Derrière sa vitre, Nénette est un miroir. Une surface de projection. Nous lui prêtons toutes sortes de sentiments, d’intentions, voire de pensées. En parlant d’elle, nous parlons de nous. En la regardant, nous nous incluons dans le tableau. Comme Flaubert qui s’était écrié « Madame Bovary, c’est moi ! » je pourrais dire : « Nénette, c’est moi ». C’est vous. C’est nous. Pourtant, nous ne saurons jamais ce qu’elle pense, ni si elle pense. Le mystère demeure. Au fond, Nénette est une confidente idéale : elle garde tous les secrets.
C’est un film sur le regard, la représentation. Une métaphore du cinéma, en particulier du documentaire comme captation et comme capture ; puisque filmer l’autre, c’est toujours l’emprisonner, l’enfermer dans un cadre, le figer, dans l’espace et dans le temps.
Nicolas Philibert
Filmosphères - 23 mars 2010
Après le plébiscite international pour Être et Avoir puis un Retour en Normandie plus discret mais non moins important, Nicolas Philibert prend une nouvelle fois un chemin diamétralement opposé avec son nouveau film présenté à la dernière Berlinale en sélection parallèle. Pari un peu dingue il faut le dire, passer 1h10 en compagnie d’un orang-outan de Bornéo, une espèce en voie de disparition. Sauf que ce n’est pas n’importe lequel! Il s’agit de Nénette, une femelle de 40 ans (quand l’espèce vit en moyenne 30-35 ans) qui a pris ses quartiers il y a de ça 37 ans à la ménagerie du jardin des plantes à Paris, mais surtout un personnage assez exceptionnel devant la caméra du réalisateur qui n’avait jusque là jamais filmé une tête d’affiche de ce calibre.
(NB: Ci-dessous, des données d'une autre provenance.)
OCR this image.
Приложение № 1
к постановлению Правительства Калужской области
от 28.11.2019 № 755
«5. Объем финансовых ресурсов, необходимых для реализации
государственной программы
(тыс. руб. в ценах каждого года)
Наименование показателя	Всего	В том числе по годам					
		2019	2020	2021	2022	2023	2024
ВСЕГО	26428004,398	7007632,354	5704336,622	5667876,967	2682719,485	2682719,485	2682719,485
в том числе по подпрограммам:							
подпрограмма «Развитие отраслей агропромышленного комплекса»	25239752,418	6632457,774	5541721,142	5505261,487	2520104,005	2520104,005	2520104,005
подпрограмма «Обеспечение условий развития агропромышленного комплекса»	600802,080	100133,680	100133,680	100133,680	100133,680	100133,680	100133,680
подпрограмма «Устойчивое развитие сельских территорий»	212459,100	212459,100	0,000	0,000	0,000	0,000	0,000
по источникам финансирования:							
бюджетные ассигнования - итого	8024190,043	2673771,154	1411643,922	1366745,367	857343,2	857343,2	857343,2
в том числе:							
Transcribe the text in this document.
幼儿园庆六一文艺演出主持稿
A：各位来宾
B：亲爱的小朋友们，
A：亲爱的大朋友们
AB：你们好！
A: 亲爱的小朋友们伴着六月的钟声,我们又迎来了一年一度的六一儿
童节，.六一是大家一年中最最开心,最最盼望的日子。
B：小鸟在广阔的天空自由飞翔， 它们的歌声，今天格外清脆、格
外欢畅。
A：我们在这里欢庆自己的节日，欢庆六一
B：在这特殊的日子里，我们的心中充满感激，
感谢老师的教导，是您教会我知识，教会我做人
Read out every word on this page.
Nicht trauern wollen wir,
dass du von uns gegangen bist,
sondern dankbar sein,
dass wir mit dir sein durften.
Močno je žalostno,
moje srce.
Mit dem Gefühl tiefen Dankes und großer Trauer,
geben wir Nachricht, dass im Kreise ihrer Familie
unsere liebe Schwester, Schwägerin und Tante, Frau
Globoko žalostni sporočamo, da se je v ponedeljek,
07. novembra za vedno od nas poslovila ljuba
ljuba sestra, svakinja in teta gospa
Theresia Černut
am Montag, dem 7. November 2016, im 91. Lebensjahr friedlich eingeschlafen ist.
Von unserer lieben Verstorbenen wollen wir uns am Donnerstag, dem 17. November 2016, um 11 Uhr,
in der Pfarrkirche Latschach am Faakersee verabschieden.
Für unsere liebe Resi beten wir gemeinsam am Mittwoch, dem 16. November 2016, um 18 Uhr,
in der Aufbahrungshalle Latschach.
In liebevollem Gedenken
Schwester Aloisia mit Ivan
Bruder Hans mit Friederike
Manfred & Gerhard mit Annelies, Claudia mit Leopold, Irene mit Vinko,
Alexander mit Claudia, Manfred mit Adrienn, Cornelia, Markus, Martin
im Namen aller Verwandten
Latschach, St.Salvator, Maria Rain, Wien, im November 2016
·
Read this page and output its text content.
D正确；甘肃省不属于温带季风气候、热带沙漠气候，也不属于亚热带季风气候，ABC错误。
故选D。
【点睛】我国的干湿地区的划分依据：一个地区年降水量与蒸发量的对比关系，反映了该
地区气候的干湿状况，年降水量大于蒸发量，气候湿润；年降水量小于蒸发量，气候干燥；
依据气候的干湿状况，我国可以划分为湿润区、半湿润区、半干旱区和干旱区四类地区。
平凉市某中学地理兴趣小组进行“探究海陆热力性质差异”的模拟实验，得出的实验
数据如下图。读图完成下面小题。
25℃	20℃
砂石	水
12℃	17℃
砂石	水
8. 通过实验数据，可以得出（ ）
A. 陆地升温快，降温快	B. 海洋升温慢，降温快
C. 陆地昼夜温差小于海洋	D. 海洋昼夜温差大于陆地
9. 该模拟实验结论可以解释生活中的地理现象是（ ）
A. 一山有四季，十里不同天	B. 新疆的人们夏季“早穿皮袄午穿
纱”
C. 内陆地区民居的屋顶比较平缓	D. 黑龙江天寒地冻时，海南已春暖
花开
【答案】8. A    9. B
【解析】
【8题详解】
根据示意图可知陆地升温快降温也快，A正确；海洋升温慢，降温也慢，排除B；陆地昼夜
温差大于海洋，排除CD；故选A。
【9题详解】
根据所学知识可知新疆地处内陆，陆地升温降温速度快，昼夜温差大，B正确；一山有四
En résulte un film surprenant, ni véritable documentaire, ni fiction, à des années lumières de tous ces films bien propres sur eux qui ont fait entrer le style documentaire bling bling dans les salles de cinéma. Nénette est une proposition de cinéma inédite et ludique pour le spectateur qui ne peut jamais rester impassible au risque de s’ennuyer ferme. Et finalement on se rend compte qu’il n’est pas nécessaire de sortir des images grandioses prises à des kilomètres d’altitude ou la caution d’une éminence grise de l’environnement pour créer un véritable impact sur le public. Avec un traitement des plus sobres, Nénette vaut bien plus que ces grosses machines bling-bling et faussement dénonciatrices.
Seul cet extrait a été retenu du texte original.